Problementwicklungen im Immobiliensektor
Zitierfähige wissenschaftliche Dokumentationen bezüglich dieser kritischen Anmerkungen über die Folgen gesellschaftlicher Veränderungen im Immobiliensektor werden hier nicht aufgeführt.
Die Weltbevölkerung nimmt weiter zu, gleichzeitig werden immer mehr Ressourcen unwiederbringlich verbraucht und zerstört. Die Oberfläche der Erde lässt sich nicht vergrößern, aber die nutzbare Fläche der Erde nimmt ab. Metropolen und Städte werden als Wohnort immer begehrter, so dass für Normalverbraucher die Mieten in den Städten unerschwinglich werden.
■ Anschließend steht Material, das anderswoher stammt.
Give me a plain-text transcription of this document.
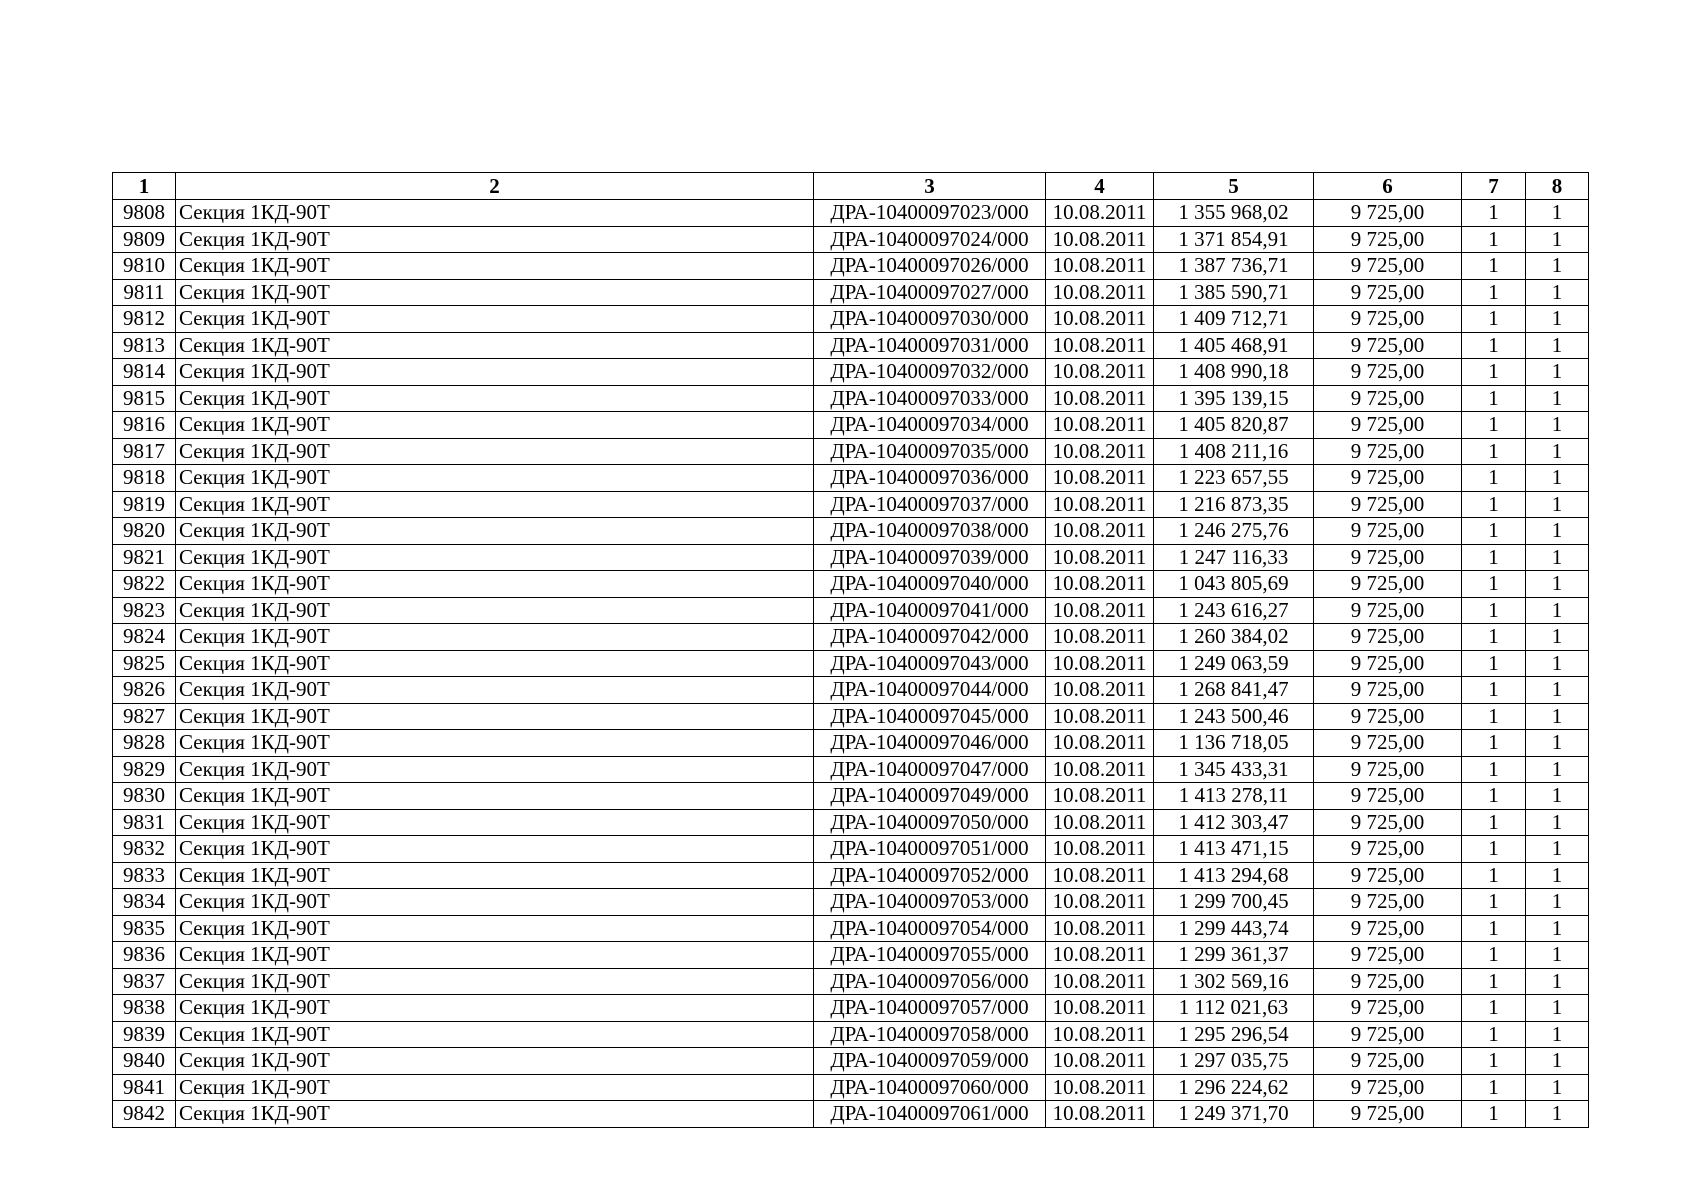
1	2	3	4	5	6	7	8
9808	Секция 1КД-90Т	ДРА-10400097023/000	10.08.2011	1 355 968,02	9 725,00	1	1
9809	Секция 1КД-90Т	ДРА-10400097024/000	10.08.2011	1 371 854,91	9 725,00	1	1
9810	Секция 1КД-90Т	ДРА-10400097026/000	10.08.2011	1 387 736,71	9 725,00	1	1
9811	Секция 1КД-90Т	ДРА-10400097027/000	10.08.2011	1 385 590,71	9 725,00	1	1
9812	Секция 1КД-90Т	ДРА-10400097030/000	10.08.2011	1 409 712,71	9 725,00	1	1
9813	Секция 1КД-90Т	ДРА-10400097031/000	10.08.2011	1 405 468,91	9 725,00	1	1
9814	Секция 1КД-90Т	ДРА-10400097032/000	10.08.2011	1 408 990,18	9 725,00	1	1
9815	Секция 1КД-90Т	ДРА-10400097033/000	10.08.2011	1 395 139,15	9 725,00	1	1
9816	Секция 1КД-90Т	ДРА-10400097034/000	10.08.2011	1 405 820,87	9 725,00	1	1
9817	Секция 1КД-90Т	ДРА-10400097035/000	10.08.2011	1 408 211,16	9 725,00	1	1
9818	Секция 1КД-90Т	ДРА-10400097036/000	10.08.2011	1 223 657,55	9 725,00	1	1
9819	Секция 1КД-90Т	ДРА-10400097037/000	10.08.2011	1 216 873,35	9 725,00	1	1
9820	Секция 1КД-90Т	ДРА-10400097038/000	10.08.2011	1 246 275,76	9 725,00	1	1
9821	Секция 1КД-90Т	ДРА-10400097039/000	10.08.2011	1 247 116,33	9 725,00	1	1
9822	Секция 1КД-90Т	ДРА-10400097040/000	10.08.2011	1 043 805,69	9 725,00	1	1
9823	Секция 1КД-90Т	ДРА-10400097041/000	10.08.2011	1 243 616,27	9 725,00	1	1
9824	Секция 1КД-90Т	ДРА-10400097042/000	10.08.2011	1 260 384,02	9 725,00	1	1
9825	Секция 1КД-90Т	ДРА-10400097043/000	10.08.2011	1 249 063,59	9 725,00	1	1
9826	Секция 1КД-90Т	ДРА-10400097044/000	10.08.2011	1 268 841,47	9 725,00	1	1
9827	Секция 1КД-90Т	ДРА-10400097045/000	10.08.2011	1 243 500,46	9 725,00	1	1
9828	Секция 1КД-90Т	ДРА-10400097046/000	10.08.2011	1 136 718,05	9 725,00	1	1
9829	Секция 1КД-90Т	ДРА-10400097047/000	10.08.2011	1 345 433,31	9 725,00	1	1
9830	Секция 1КД-90Т	ДРА-10400097049/000	10.08.2011	1 413 278,11	9 725,00	1	1
9831	Секция 1КД-90Т	ДРА-10400097050/000	10.08.2011	1 412 303,47	9 725,00	1	1
9832	Секция 1КД-90Т	ДРА-10400097051/000	10.08.2011	1 413 471,15	9 725,00	1	1
9833	Секция 1КД-90Т	ДРА-10400097052/000	10.08.2011	1 413 294,68	9 725,00	1	1
9834	Секция 1КД-90Т	ДРА-10400097053/000	10.08.2011	1 299 700,45	9 725,00	1	1
9835	Секция 1КД-90Т	ДРА-10400097054/000	10.08.2011	1 299 443,74	9 725,00	1	1
9836	Секция 1КД-90Т	ДРА-10400097055/000	10.08.2011	1 299 361,37	9 725,00	1	1
9837	Секция 1КД-90Т	ДРА-10400097056/000	10.08.2011	1 302 569,16	9 725,00	1	1
9838	Секция 1КД-90Т	ДРА-10400097057/000	10.08.2011	1 112 021,63	9 725,00	1	1
9839	Секция 1КД-90Т	ДРА-10400097058/000	10.08.2011	1 295 296,54	9 725,00	1	1
9840	Секция 1КД-90Т	ДРА-10400097059/000	10.08.2011	1 297 035,75	9 725,00	1	1
9841	Секция 1КД-90Т	ДРА-10400097060/000	10.08.2011	1 296 224,62	9 725,00	1	1
9842	Секция 1КД-90Т	ДРА-10400097061/000	10.08.2011	1 249 371,70	9 725,00	1	1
Um diese Problematik in zumutbare Rahmen zu kanalisieren, sind Planer der Ansicht, dass zur Problemlösung in Städten eine Wohnraumverdichtung beitragen kann.
So wird z.B. über Enteignungen nachgedacht, um eine Verdichtung in Metropolen zu ermöglichen. Allerdings wird dabei häufig verschwiegen, dass gerade eine Wohnraumverdichtung zu neuen Problemen führen kann. Lebenswerte Räume für Natur und Mensch werden dadurch vernichtet und machen Platz für seelenlose Wohnhöhlen. Soziale und zwischenmenschliche Netzwerke werden infolge der Wohnraumverdichtung unwiderruflich zerstört und vergleichbare, funktionsfähige neue Netze nicht aufgebaut. Stattdessen nehmen die sozialen Spannungen zu. Wer es sich leisten kann, flüchtet aus diesen menschenfeindlichen Betonwüsten in "bessere" Wohngegenden. Übrig bleiben jene, welche für eine Flucht in andere Regionen keine Möglichkeiten haben oder die sich mit der Situation notgedrungen arrangiert haben.
Jene, welche allerdings mit einer Wohnraumverdichtung Geld verdienen oder andere, welche hiermit ihre Ideologie bestätigt sehen, werden derartige Vorgehensweisen begrüßen und befürworten und kritische Anmerkungen, wie hier, als Belästigung empfinden.
Zuweilen kann es aber auch hilfreich sein, ideologisch gesteuerte Verhaltensmuster zu minimieren und wissenschaftliche Erkenntnisse bei der Planung und Gestaltung funktionsfähiger Wohnräume zu berücksichtigen.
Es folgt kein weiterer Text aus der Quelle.